Or ces ouvrages sont consacrés
aux problèmes de la philosophie première : problème de l'être en tant qu'existant, des divers genres de causes, de
Dieu moteur immobile du monde.
Il se trouve que le mot métaphysique, qui voulait désigner la place de ces
ouvrages, convient aussi pour exprimer leur nature ; car méta veut dire non seulement « à la suite de » mais encore
« au-dessus de ».
L'objet de la métaphysique serait donc la connaissance de ce qui ne tombe pas sous les sens, de
ce qui est au-dessus de la nature sensible (physis) explorée par les sciences expérimentales.
Le domaine
métaphysique, si nous suivons les suggestions de cette étymologie lumineuse quoique fortuitement signifiante serait
littéralement le domaine sur-naturel.
Toutefois la métaphysique n'est pas la religion, encore qu'elles portent sur les
mêmes questions (Dieu, l'âme, la destinée humaine).
Car la méthode diffère.
La religion repose sur la Révélation, sur
la Parole de Dieu transmise dans les textes sacrés la métaphysique se donne en revanche pour un système de
connaissances rationnelles.
Descartes, dans l'Épître dédicatoire des Méditations, donne pour objet à la
métaphysique, la connaissance de Dieu et de l'âme par u raison naturelle ».

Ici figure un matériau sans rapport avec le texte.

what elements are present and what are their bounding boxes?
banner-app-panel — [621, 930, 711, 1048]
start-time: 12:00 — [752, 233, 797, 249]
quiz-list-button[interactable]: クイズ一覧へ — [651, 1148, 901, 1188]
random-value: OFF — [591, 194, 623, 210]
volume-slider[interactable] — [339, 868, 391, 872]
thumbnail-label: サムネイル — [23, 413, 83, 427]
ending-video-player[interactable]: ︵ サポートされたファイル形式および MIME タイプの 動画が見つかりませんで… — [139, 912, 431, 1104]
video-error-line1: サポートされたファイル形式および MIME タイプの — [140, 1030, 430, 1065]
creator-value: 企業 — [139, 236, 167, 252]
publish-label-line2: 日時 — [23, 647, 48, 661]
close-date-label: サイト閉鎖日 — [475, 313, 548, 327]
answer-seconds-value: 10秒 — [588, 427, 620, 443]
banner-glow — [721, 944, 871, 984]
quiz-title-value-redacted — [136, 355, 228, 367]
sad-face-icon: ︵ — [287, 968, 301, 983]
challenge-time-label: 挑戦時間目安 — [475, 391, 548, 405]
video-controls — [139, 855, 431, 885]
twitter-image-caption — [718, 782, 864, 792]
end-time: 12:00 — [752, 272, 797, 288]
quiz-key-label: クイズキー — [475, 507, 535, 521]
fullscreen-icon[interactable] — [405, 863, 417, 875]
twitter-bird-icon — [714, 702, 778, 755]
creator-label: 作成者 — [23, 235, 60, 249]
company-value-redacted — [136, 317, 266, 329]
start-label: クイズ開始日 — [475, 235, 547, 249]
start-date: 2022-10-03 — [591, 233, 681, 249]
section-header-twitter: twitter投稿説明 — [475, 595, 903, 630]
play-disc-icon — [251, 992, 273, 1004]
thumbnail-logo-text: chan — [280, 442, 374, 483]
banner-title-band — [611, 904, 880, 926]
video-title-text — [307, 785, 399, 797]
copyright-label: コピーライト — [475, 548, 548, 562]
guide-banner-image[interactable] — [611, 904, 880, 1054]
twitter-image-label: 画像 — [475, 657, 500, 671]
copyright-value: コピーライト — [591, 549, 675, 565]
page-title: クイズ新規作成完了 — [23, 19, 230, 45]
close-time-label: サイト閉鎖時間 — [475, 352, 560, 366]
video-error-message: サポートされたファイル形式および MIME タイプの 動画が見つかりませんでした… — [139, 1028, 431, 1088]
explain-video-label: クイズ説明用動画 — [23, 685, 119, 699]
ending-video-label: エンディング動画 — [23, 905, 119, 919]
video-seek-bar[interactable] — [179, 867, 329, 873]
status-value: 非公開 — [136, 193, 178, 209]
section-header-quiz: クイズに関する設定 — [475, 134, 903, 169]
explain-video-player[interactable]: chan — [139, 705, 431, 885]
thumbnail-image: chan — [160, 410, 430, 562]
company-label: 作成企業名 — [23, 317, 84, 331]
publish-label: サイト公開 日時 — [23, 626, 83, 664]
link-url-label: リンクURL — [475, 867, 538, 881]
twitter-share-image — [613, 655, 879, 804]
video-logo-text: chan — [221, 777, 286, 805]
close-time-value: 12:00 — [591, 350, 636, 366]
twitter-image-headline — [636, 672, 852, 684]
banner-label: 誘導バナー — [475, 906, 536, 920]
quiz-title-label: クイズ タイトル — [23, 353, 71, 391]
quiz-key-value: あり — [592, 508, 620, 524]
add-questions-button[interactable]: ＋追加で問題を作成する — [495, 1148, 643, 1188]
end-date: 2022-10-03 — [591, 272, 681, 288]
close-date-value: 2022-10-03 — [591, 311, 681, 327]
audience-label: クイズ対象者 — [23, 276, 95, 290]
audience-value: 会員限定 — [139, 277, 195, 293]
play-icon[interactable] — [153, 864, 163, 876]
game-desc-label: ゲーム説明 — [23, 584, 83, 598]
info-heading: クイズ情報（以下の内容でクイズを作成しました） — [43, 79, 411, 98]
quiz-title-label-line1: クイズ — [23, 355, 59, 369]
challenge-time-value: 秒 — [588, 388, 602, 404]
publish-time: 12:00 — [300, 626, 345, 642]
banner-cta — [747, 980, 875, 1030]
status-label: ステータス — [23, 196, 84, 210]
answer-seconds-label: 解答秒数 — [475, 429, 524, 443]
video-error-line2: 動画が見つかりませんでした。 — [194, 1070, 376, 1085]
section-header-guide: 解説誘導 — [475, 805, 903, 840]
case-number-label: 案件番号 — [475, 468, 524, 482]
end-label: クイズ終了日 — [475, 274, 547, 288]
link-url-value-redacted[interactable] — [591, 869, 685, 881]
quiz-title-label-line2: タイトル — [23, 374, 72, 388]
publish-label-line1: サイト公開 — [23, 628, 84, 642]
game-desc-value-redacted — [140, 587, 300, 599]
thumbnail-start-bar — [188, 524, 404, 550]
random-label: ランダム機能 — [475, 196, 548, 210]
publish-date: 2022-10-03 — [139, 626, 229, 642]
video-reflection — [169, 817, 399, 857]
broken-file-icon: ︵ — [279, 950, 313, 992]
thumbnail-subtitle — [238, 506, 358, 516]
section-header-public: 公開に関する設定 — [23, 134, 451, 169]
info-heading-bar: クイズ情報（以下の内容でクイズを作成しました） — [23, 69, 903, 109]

Le problème est de savoir si la raison est capable d'une connaissance
suprasensible.
A cette question les grands philosophes classiques répondent par l'affirmative.
Pour eux la raison humaine peut connaître la réalité absolue.
C'est l'expérience
sensible qui est mensongère, qui constitue un monde d'apparences
trompeuses que la raison doit dépasser pour découvrir l'Être, tel qu'il est en
soi.
Leur métaphysique est une ontologie, une connaissance de l'Être.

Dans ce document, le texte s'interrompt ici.